2

Hello fellow programmers, I was discussing a project the other day with a colleague of mine and I was curious to see what others had to say or if such a thing already existed.

Background

There are many programming languages. There are many IDE's and source editors that highlight and edit source code. Following perfectly and exactly the rules of a language to present auto-complete options and understand scopes in the code is rather complex. This task is complex enough that most IDE's implement different source-editors as plugins that often re-implement the same features over and over but in a different way (netbeans).

From what I can tell most IDE's and source editors re-implement parsers that use regular expressions, or some meta-syntax Naur Form to describe the languages grammer generically. These parsers are implemented over and over and over again.

Question

Has anyone attempted to unify or describe a set of features through an API and have a consistent interface to parsing various programming languages and dialects. I'm not describing an IDE - but a consistent API for any program to use to parse and obtain meta-information from the source code.

I realize various programming languages offer many different features which are difficult to 'abstract' into a set of features, but I feel this would be a worthwhile venture.

It seems to me that this could possibly allow the authors of interpreters to help maintain a central grammer intepreter for their language. the Python foundation could maintain the Python grammer api, ANSI the C grammer api, Oracle the Java grammer API, etc

Example usage

If this was API existed code documentation generators could theoretically work across all dialects and languages to some level. It wouldn't matter if your project used 5 different languages a single application could document all of them and the comments and doc-tags within.

Has anyone attempted this comprehensively?

Ben DeMott
  • 601
  • 3
  • 9
  • Yes, the API exists. It's called http://www.gnu.org/software/bison/ and it almost works for a wide variety of languages. – S.Lott Mar 09 '11 at 23:00
  • 1
    @S.Lott, bison will handle only a tiny fraction of grammar classes used in the real world languages. – SK-logic Mar 09 '11 at 23:20
  • @SK-logic: That sounds like an answer. Please provide an answer so it can be updated. – S.Lott Mar 10 '11 at 00:10
  • @S.Lott: I've got no answer to the question. There are commercial frameworks (like http://www.semdesigns.com/Products/DMS/DMSToolkit.html), there are incomplete, toy academic solutions, but of course nobody yet came up with something that might be a unifying API. But it is not impossible at all, you just have to employ more modern parsing techniques. – SK-logic Mar 10 '11 at 00:28
  • I want to make it clear I'm not calling for a unified parser - I'm calling for a unified API to access many different parsers, so the parsers can be re-used instead of re-implemented. Obviously the parsers cannot be unified to one grammer parsing API construct, paradigm, etc there are just too many languages. – Ben DeMott Mar 10 '11 at 03:39
  • @Ben DeMott: In that case, I repeat the suggestion in my answer: try designing the API to be useful. Don't worry about details too much. I don't have any good ideas myself. – David Thornley Mar 10 '11 at 14:32

2 Answers2

3

One issue is that different languages have different parsing requirements. It would be nice if all existing computer languages had nice LL(1) context-free grammars, but they don't. Some languages, like C and C++, cannot be parsed without input from other parts of the compiler. Also, before the parser comes lexical analysis, which divides input into tokens, and different languages will require different tokenization (** is two tokens in C, and one in Fortran). Any parser general enough to parse all common computer languages would be slow and hard to write a grammar for.

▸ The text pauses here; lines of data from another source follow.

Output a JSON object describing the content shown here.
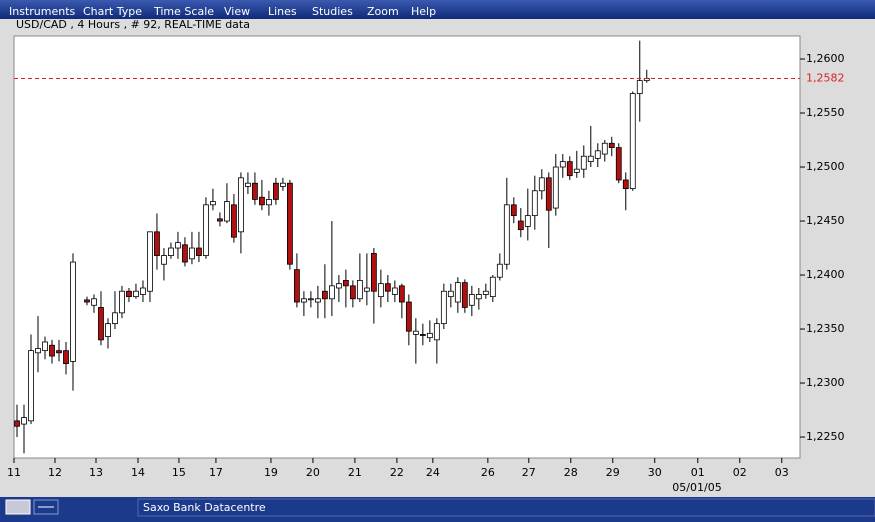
{
  "menu": [
    "Instruments",
    "Chart Type",
    "Time Scale",
    "View",
    "Lines",
    "Studies",
    "Zoom",
    "Help"
  ],
  "chart_data": {
    "type": "candlestick",
    "title": "USD/CAD , 4 Hours , # 92, REAL-TIME data",
    "x": [
      0,
      1,
      2,
      3,
      4,
      5,
      6,
      7,
      8,
      10,
      11,
      12,
      13,
      14,
      15,
      16,
      17,
      18,
      19,
      20,
      21,
      22,
      23,
      24,
      25,
      26,
      27,
      28,
      29,
      30,
      31,
      32,
      33,
      34,
      35,
      36,
      37,
      38,
      39,
      40,
      41,
      42,
      43,
      44,
      45,
      46,
      47,
      48,
      49,
      50,
      51,
      52,
      53,
      54,
      55,
      56,
      57,
      58,
      59,
      60,
      61,
      62,
      63,
      64,
      65,
      66,
      67,
      68,
      69,
      70,
      71,
      72,
      73,
      74,
      75,
      76,
      77,
      78,
      79,
      80,
      81,
      82,
      83,
      84,
      85,
      86,
      87,
      88,
      89,
      90
    ],
    "open": [
      1.2265,
      1.2262,
      1.2265,
      1.2328,
      1.233,
      1.2335,
      1.233,
      1.233,
      1.232,
      1.2377,
      1.2372,
      1.237,
      1.2343,
      1.2355,
      1.2365,
      1.2385,
      1.238,
      1.2382,
      1.2385,
      1.244,
      1.241,
      1.2418,
      1.2425,
      1.2428,
      1.2415,
      1.2425,
      1.2418,
      1.2465,
      1.2452,
      1.245,
      1.2465,
      1.244,
      1.2482,
      1.2485,
      1.2472,
      1.2465,
      1.2485,
      1.2482,
      1.2485,
      1.2405,
      1.2375,
      1.2378,
      1.2375,
      1.2385,
      1.2378,
      1.2388,
      1.2395,
      1.239,
      1.2378,
      1.2385,
      1.242,
      1.238,
      1.2392,
      1.2382,
      1.239,
      1.2375,
      1.2345,
      1.2345,
      1.2342,
      1.234,
      1.2355,
      1.238,
      1.2375,
      1.2393,
      1.2372,
      1.2378,
      1.2382,
      1.238,
      1.2398,
      1.241,
      1.2465,
      1.245,
      1.2445,
      1.2455,
      1.2478,
      1.249,
      1.2462,
      1.25,
      1.2505,
      1.2495,
      1.2498,
      1.2505,
      1.2508,
      1.2512,
      1.2522,
      1.2518,
      1.2488,
      1.248,
      1.2568,
      1.258
    ],
    "high": [
      1.228,
      1.228,
      1.2345,
      1.2362,
      1.2343,
      1.234,
      1.234,
      1.2338,
      1.242,
      1.238,
      1.2382,
      1.2385,
      1.236,
      1.2385,
      1.239,
      1.2388,
      1.2392,
      1.2395,
      1.244,
      1.2457,
      1.2425,
      1.243,
      1.244,
      1.2435,
      1.244,
      1.244,
      1.2472,
      1.248,
      1.2458,
      1.2485,
      1.2475,
      1.2495,
      1.2495,
      1.2495,
      1.2488,
      1.2478,
      1.249,
      1.249,
      1.2488,
      1.242,
      1.2385,
      1.2385,
      1.239,
      1.241,
      1.245,
      1.24,
      1.2405,
      1.2395,
      1.242,
      1.242,
      1.2425,
      1.2405,
      1.24,
      1.2395,
      1.2392,
      1.2382,
      1.236,
      1.2355,
      1.2358,
      1.236,
      1.2392,
      1.2392,
      1.2398,
      1.2396,
      1.239,
      1.2388,
      1.2392,
      1.24,
      1.242,
      1.249,
      1.2472,
      1.2462,
      1.248,
      1.2492,
      1.2498,
      1.2495,
      1.2512,
      1.2512,
      1.251,
      1.2515,
      1.252,
      1.2538,
      1.2522,
      1.2525,
      1.2528,
      1.2522,
      1.2495,
      1.257,
      1.2617,
      1.259
    ],
    "low": [
      1.225,
      1.2235,
      1.2262,
      1.231,
      1.2322,
      1.2318,
      1.232,
      1.2308,
      1.2293,
      1.2372,
      1.2365,
      1.2335,
      1.2332,
      1.235,
      1.236,
      1.2375,
      1.2378,
      1.2375,
      1.2375,
      1.2405,
      1.2395,
      1.2415,
      1.2415,
      1.2408,
      1.241,
      1.2412,
      1.2415,
      1.246,
      1.2445,
      1.2448,
      1.243,
      1.242,
      1.2475,
      1.2465,
      1.246,
      1.2455,
      1.2465,
      1.2478,
      1.2405,
      1.237,
      1.2362,
      1.237,
      1.236,
      1.236,
      1.2362,
      1.2375,
      1.237,
      1.237,
      1.2375,
      1.2372,
      1.2355,
      1.237,
      1.2375,
      1.2375,
      1.236,
      1.2335,
      1.2318,
      1.2335,
      1.2338,
      1.2318,
      1.235,
      1.237,
      1.2365,
      1.2365,
      1.2362,
      1.2368,
      1.2378,
      1.2375,
      1.2395,
      1.2405,
      1.2448,
      1.2435,
      1.2432,
      1.2442,
      1.247,
      1.2425,
      1.2455,
      1.249,
      1.2488,
      1.249,
      1.249,
      1.25,
      1.25,
      1.2505,
      1.251,
      1.2485,
      1.246,
      1.2478,
      1.2542,
      1.2578
    ],
    "close": [
      1.226,
      1.2268,
      1.233,
      1.2332,
      1.2338,
      1.2325,
      1.2328,
      1.2318,
      1.2412,
      1.2375,
      1.2378,
      1.234,
      1.2355,
      1.2365,
      1.2385,
      1.238,
      1.2385,
      1.2388,
      1.244,
      1.2418,
      1.2418,
      1.2425,
      1.243,
      1.2412,
      1.2425,
      1.2418,
      1.2465,
      1.2468,
      1.245,
      1.2468,
      1.2435,
      1.249,
      1.2485,
      1.247,
      1.2465,
      1.247,
      1.247,
      1.2485,
      1.241,
      1.2375,
      1.2378,
      1.2378,
      1.2378,
      1.2378,
      1.239,
      1.2392,
      1.239,
      1.2378,
      1.2395,
      1.2388,
      1.2385,
      1.2392,
      1.2385,
      1.2388,
      1.2375,
      1.2348,
      1.2348,
      1.2344,
      1.2346,
      1.2355,
      1.2385,
      1.2385,
      1.2393,
      1.237,
      1.2382,
      1.2382,
      1.2385,
      1.2398,
      1.241,
      1.2465,
      1.2455,
      1.2442,
      1.2455,
      1.2478,
      1.249,
      1.246,
      1.25,
      1.2505,
      1.2492,
      1.2498,
      1.251,
      1.251,
      1.2515,
      1.2522,
      1.2518,
      1.2488,
      1.248,
      1.2568,
      1.258,
      1.2582
    ],
    "up_color": "#ffffff",
    "down_color": "#b01010",
    "xlim": [
      -0.43,
      111.9
    ],
    "xticks": [
      {
        "value": -0.43,
        "label": "11"
      },
      {
        "value": 5.43,
        "label": "12"
      },
      {
        "value": 11.29,
        "label": "13"
      },
      {
        "value": 17.29,
        "label": "14"
      },
      {
        "value": 23.14,
        "label": "15"
      },
      {
        "value": 28.43,
        "label": "17"
      },
      {
        "value": 36.29,
        "label": "19"
      },
      {
        "value": 42.29,
        "label": "20"
      },
      {
        "value": 48.29,
        "label": "21"
      },
      {
        "value": 54.29,
        "label": "22"
      },
      {
        "value": 59.43,
        "label": "24"
      },
      {
        "value": 67.29,
        "label": "26"
      },
      {
        "value": 73.14,
        "label": "27"
      },
      {
        "value": 79.14,
        "label": "28"
      },
      {
        "value": 85.14,
        "label": "29"
      },
      {
        "value": 91.14,
        "label": "30"
      },
      {
        "value": 97.29,
        "label": "01"
      },
      {
        "value": 103.29,
        "label": "02"
      },
      {
        "value": 109.29,
        "label": "03"
      }
    ],
    "date_label": "05/01/05",
    "ylim": [
      1.22306,
      1.26213
    ],
    "yticks": [
      {
        "value": 1.225,
        "label": "1,2250"
      },
      {
        "value": 1.23,
        "label": "1,2300"
      },
      {
        "value": 1.235,
        "label": "1,2350"
      },
      {
        "value": 1.24,
        "label": "1,2400"
      },
      {
        "value": 1.245,
        "label": "1,2450"
      },
      {
        "value": 1.25,
        "label": "1,2500"
      },
      {
        "value": 1.255,
        "label": "1,2550"
      },
      {
        "value": 1.26,
        "label": "1,2600"
      }
    ],
    "current_price": {
      "value": 1.2582,
      "label": "1,2582",
      "color": "#e02020"
    }
  },
  "status": {
    "source": "Saxo Bank Datacentre"
  }
}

Another is that all the parser can do on its own, really, is confirm whether the program is syntactically correct or not. The parser will have actions attached to certain parser productions, and it is these that provide the semantics. For example, given a + b, the parser can determine that a, +, and b go into one expression. The attached actions will determine that this is a result of applying '+' to 'a' and 'b', and determining that this is an addition of two variables is in a later conceptual stage.

Then there's the question of what the API returns. It can return the next token, but that won't tell us much. If it is to come up with any sort of meaning, such as something like Intellisense would use, it has to have a lot more specifications, and different languages have different types of entities. Write the parser for C and C++ constructs, and you have trouble with Java's finally and probably real trouble with Haskell's monads. The common thing compilers spit out is some sort of executable code, usually stripped of much or all of the more abstract semantics.

In short, it doesn't look feasible to me. If you want to continue to play with the idea, try writing the API and seeing what it needs. If you arrive at more concrete problems, feel free to ask about them here or on SO.

David Thornley
  • 20,238
  • 2
  • 55
  • 82
  • GLR or PEG can actually solve most of the problems you've listed, with one (but important) exception - C and C++ ambiguities still can't be resolved without quite a substantial part of semantic analysis. – SK-logic Mar 09 '11 at 23:15
1

You may want to check: http://en.wikipedia.org/wiki/Antlr

It's a tool for parsing several languages. There are some related tools, and I.D.E.

I have some background in compiler design, and as the previous answers, and many other people may tell you, its practically imposible to make a single A.P.I., for several programming languages, since each syntax differs from one to another.

The most practical approach, as you already mention, its to build a "partial scanner / parser". It's used by several editor with code highlighting. Instead of parsing an entire source code file, the parser looks for particular "keywords" or expressions.

umlcat
  • 2,146
  • 11
  • 16